The resolution "demands that Israel stop and reverse the construction of the wall in the occupied Palestinian territory, including in and around East Jerusalem, which is in departure of the Armistice Line of 1949 and is in contradiction to relevant provisions of international law."
It asks Secretary-General Kofi Annan to report on compliance periodically, with the first report to be submitted within one month. Once the report is received, it says, "further actions should be considered, if necessary, within the United Nations system."
Palestinians say the barrier--a network of fences, walls, razor wire and trenches stretching 90-plus miles--is a land grab ahead of any possible talks about the borders of a Palestinian state.
Israel insists the barrier is essential to prevent suicide attacks against Israelis and that its construction is purely for security and will help create an atmosphere conducive to peace talks.
Many EU members didn't want the world court involved, and neither did the United States.
The final round of negotiations dragged on for more than six hours after the vote was scheduled Tuesday afternoon, and moved into the corridor outside the General Assembly hall for several hours. There, EU ambassadors huddled in one area and Arab and Islamic ambassadors in another, with dozens of other envoys who had come to vote hanging on the fringes trying to find out what was going on.
Italy's U.N. Ambassador Marcello Spatafora, whose country holds the EU presidency, moved between the two groups, sometimes with the British or French ambassadors alongside, conducting often heated negotiations with the Palestinian U.N. observer Nasser Al-Kidwa.

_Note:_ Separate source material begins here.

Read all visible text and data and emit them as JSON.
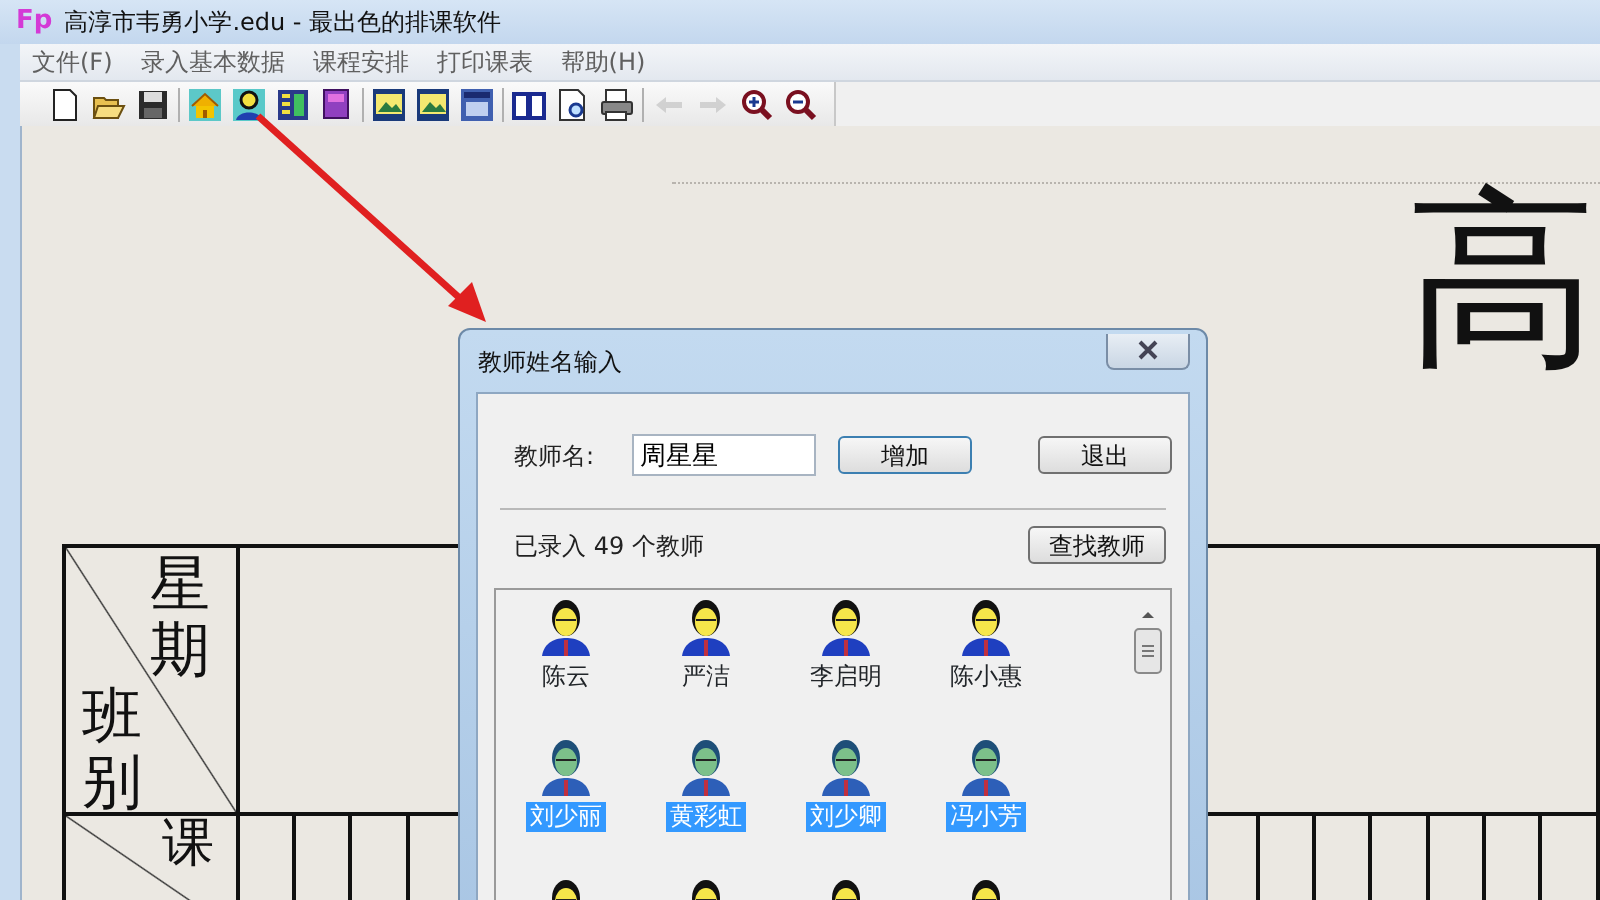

"This is really balanced," Spatafora insisted at one point, waving his hands in the air in front of Al-Kidwa. "This is not only about the wall. It's about trying to get both parties to fulfill their obligations."
The resolution calls on both the Israelis and Palestinians to fulfill their obligations under the "road map" peace plan drafted by the EU, the United Nations, the United States and Russia.
Specifically, it says the Palestinians should "undertake visible efforts on the ground to arrest, disrupt, and restrain individuals and groups conducting and planning violent attacks." It says Israel should "take no actions undermining trust, including deportations and attacks on civilians and extrajudicial killings."
In an organization where negotiations almost always are conducted behind closed doors, the public negotiations were a rare public display of efforts to get broader support for a resolution.
At one point, Germany's U.N. Ambassador Gunter Pleuger said: "The negotiations on the last three words are always most difficult." Sweden's U.N. Ambassador Pierre Schori added: "We are close — close to a breakthrough, close to collapse."
The Palestinians went to the General Assembly after the United States vetoed a Security Council resolution last week that would declare that the construction of a barrier was illegal and call for it to be dismantled. It sought a similar resolution from the General Assembly.
Despite the improvements in the final EU-backed draft, U.S. deputy ambassador James Cunningham said the United States wouldn't support it because it doesn't name Palestinian terrorist groups carrying out suicide bombings in Israel — such as Hamas and Islamic Jihad.
"Although it doesn't say illegal any more, it still passes judgments on compliance with legal standards that we don't think is appropriate in this case — even though we have concerns about the process that's going on with the fence," he said.